Huston Street and the Essence of Baseball

.

Angel closer Huston Street was standing on the orange, clay mound at Minute Maid Park last night, ready for the ninth inning to begin.  He had fired up his arm in the bullpen.  He had thrown all of his warm-up pitches while first baseman CJ Cron was slinging grounders to his fellow infielders behind him.  And then the first Astro batter stood in the box, focused on Street’s right hand, the one that would be throwing a pitch that be would zipping across the low-and-away corner of the air just above the far edge of home plate, the particular spot Street had been throwing at for the past twelve seasons, whether he had been wearing the uniform of the Oakland A’s, Colorado Rockies, San Diego Padres, or Los Angeles Angels.

Except that when the pitch to George Springer came rushing home, Angel catcher Carlos Perez had to quickly move his mitt from where it had expected to receive the pitch to the opposite side of the plate.  Several times, in fact, during this at bat, Perez had to relocate his mitt mid-pitch in order to catch one of Street’s offerings that had strayed from its intended end point.

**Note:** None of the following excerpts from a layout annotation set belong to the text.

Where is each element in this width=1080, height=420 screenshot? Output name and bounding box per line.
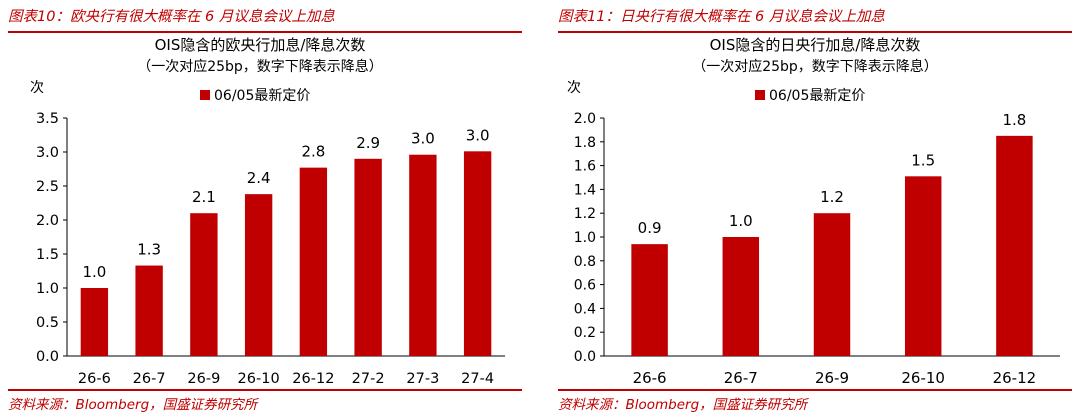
figure-caption: 图表11：日央行有很大概率在 6 月议息会议上加息 xyxy=(558,9,885,25)
y-tick-label: 2.5 xyxy=(36,179,59,195)
bar-value-label: 1.8 xyxy=(1002,111,1026,129)
x-category-label: 26-9 xyxy=(815,369,849,387)
bar-value-label: 2.8 xyxy=(301,143,325,161)
y-tick-label: 0.5 xyxy=(36,315,59,331)
legend-label: 06/05最新定价 xyxy=(769,88,865,104)
bar-value-label: 1.2 xyxy=(820,188,844,206)
y-tick-label: 0.0 xyxy=(36,349,59,365)
x-category-label: 26-9 xyxy=(187,371,220,387)
y-tick-label: 3.5 xyxy=(36,111,59,127)
y-tick-label: 1.8 xyxy=(574,135,596,151)
y-tick-label: 2.0 xyxy=(36,213,59,229)
y-tick-label: 0.6 xyxy=(574,278,596,294)
y-tick-label: 2.0 xyxy=(574,111,596,127)
bar xyxy=(813,213,851,356)
chart-subtitle: （一次对应25bp，数字下降表示降息） xyxy=(692,58,938,75)
source-note: 资料来源：Bloomberg，国盛证券研究所 xyxy=(8,397,258,413)
x-category-label: 26-10 xyxy=(238,371,280,387)
bar-value-label: 1.0 xyxy=(729,212,753,230)
x-category-label: 26-12 xyxy=(292,371,334,387)
bar-value-label: 0.9 xyxy=(638,219,662,237)
bar-value-label: 2.4 xyxy=(247,169,271,187)
x-category-label: 26-6 xyxy=(633,369,667,387)
bar xyxy=(409,154,437,356)
x-category-label: 26-10 xyxy=(901,369,945,387)
bar xyxy=(904,176,942,356)
x-category-label: 27-4 xyxy=(461,371,494,387)
bar xyxy=(244,194,273,356)
figure-caption: 图表10：欧央行有很大概率在 6 月议息会议上加息 xyxy=(8,9,335,25)
y-tick-label: 1.4 xyxy=(574,182,596,198)
chart-subtitle: （一次对应25bp，数字下降表示降息） xyxy=(137,58,383,75)
bar xyxy=(190,213,218,356)
y-tick-label: 0.0 xyxy=(574,349,596,365)
legend-label: 06/05最新定价 xyxy=(214,88,310,104)
bar xyxy=(135,265,163,356)
bar xyxy=(996,135,1033,356)
source-divider xyxy=(8,389,522,391)
bar-value-label: 3.0 xyxy=(466,126,490,144)
bar xyxy=(631,244,668,356)
ecb-hike-bar-chart: OIS隐含的欧央行加息/降息次数 （一次对应25bp，数字下降表示降息） 次 06/0… xyxy=(30,36,505,387)
figure-panel-boj: 图表11：日央行有很大概率在 6 月议息会议上加息 OIS隐含的日央行加息/降息… xyxy=(550,0,1080,420)
y-tick-label: 1.5 xyxy=(36,247,59,263)
x-category-label: 27-3 xyxy=(406,371,439,387)
bar-value-label: 3.0 xyxy=(411,130,435,148)
legend-swatch xyxy=(755,90,765,100)
y-axis-label: 次 xyxy=(567,80,581,96)
source-note: 资料来源：Bloomberg，国盛证券研究所 xyxy=(558,397,808,413)
y-tick-label: 0.4 xyxy=(574,301,596,317)
bar xyxy=(299,167,328,356)
legend-swatch xyxy=(200,90,210,100)
y-tick-label: 1.0 xyxy=(36,281,59,297)
caption-divider xyxy=(8,31,522,33)
bar-value-label: 1.3 xyxy=(137,241,161,259)
y-axis-label: 次 xyxy=(30,80,44,96)
bar-value-label: 2.1 xyxy=(192,188,216,206)
y-tick-label: 3.0 xyxy=(36,145,59,161)
y-tick-label: 0.8 xyxy=(574,254,596,270)
y-tick-label: 1.0 xyxy=(574,230,596,246)
chart-title: OIS隐含的欧央行加息/降息次数 xyxy=(155,36,366,54)
bar xyxy=(463,151,492,356)
x-category-label: 26-7 xyxy=(724,369,758,387)
bar xyxy=(80,288,109,356)
y-tick-label: 0.2 xyxy=(574,325,596,341)
x-category-label: 26-6 xyxy=(78,371,111,387)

And after seven pitches of Street struggling with his control, Springer was off to first base with a walk.  The next batter, 27-year-old Marwin Gonzalez who has yet to log at least 400 at bats in a Major League season and should have been over-matched, drew another walk.  Huston Street, who has made quite a successful career out of pouring strike after strike into the low-and-away corner like a knight repeatedly striking blows with his sword at the chink in his opponent’s armor during a battle, was having a difficult time last night putting the ball where he wanted it to go even though he had done it successfully thousands upon thousands of times before.  At this point in his life, Street should be able to paint that corner purely from muscle-memory, with his eyes closed even, yet he had just walked the first two batters he faced, and now the tying run was on second and the winning run was on first.

Pitching coach Charles Nagy, the Angels’ expert whose job it is to identify flaws in a pitcher’s mechanics that could lead to mislocated pitches, could see nothing wrong.

Street couldn’t figure it out either.  “I felt great out there tonight,” he told reporters after the game. “I felt totally fine. Probably the best I’ve felt all season, to be honest. . . . I know when the ball comes out of my hand the right way and the wrong way. When it comes out of my hand the right way, I usually get outs.”

It took me many years as a fan to realize this, but what Huston Street experienced last night is a prime example of what the game of baseball ultimately is — a game of luck and the inexplicable whims of fate.  Whether your team wins or loses often depends on whether or not your pitcher “has it” on that particular night or day, on whether your outfielder lost track of the ball when it faded into the glare of the stadium lights or of the sun, or on whether your slugger guessed correctly that the pitch coming at him mid-thigh was actually a fastball that he could crush for a game-winning home run and not a slider that the barrel of his bat would pass over for strike three.

Of course there are levels of skill involved, as evidenced by the rare player who can consistently put up great numbers, year after year, like the Mike Trouts and Clayton Kershaws of the sport, but because of the essence of baseball, a mediocre journeyman pitcher can very well strike out Trout with the bases loaded in the sixth inning of a game the Angels will lose 4-3, or someone like Huston Street, a pitcher with 322 career saves, can look and feel mechanically perfect yet give up two walks and two hard hit singles to blow the save and lose the game.

It’s one of the reasons why we watch.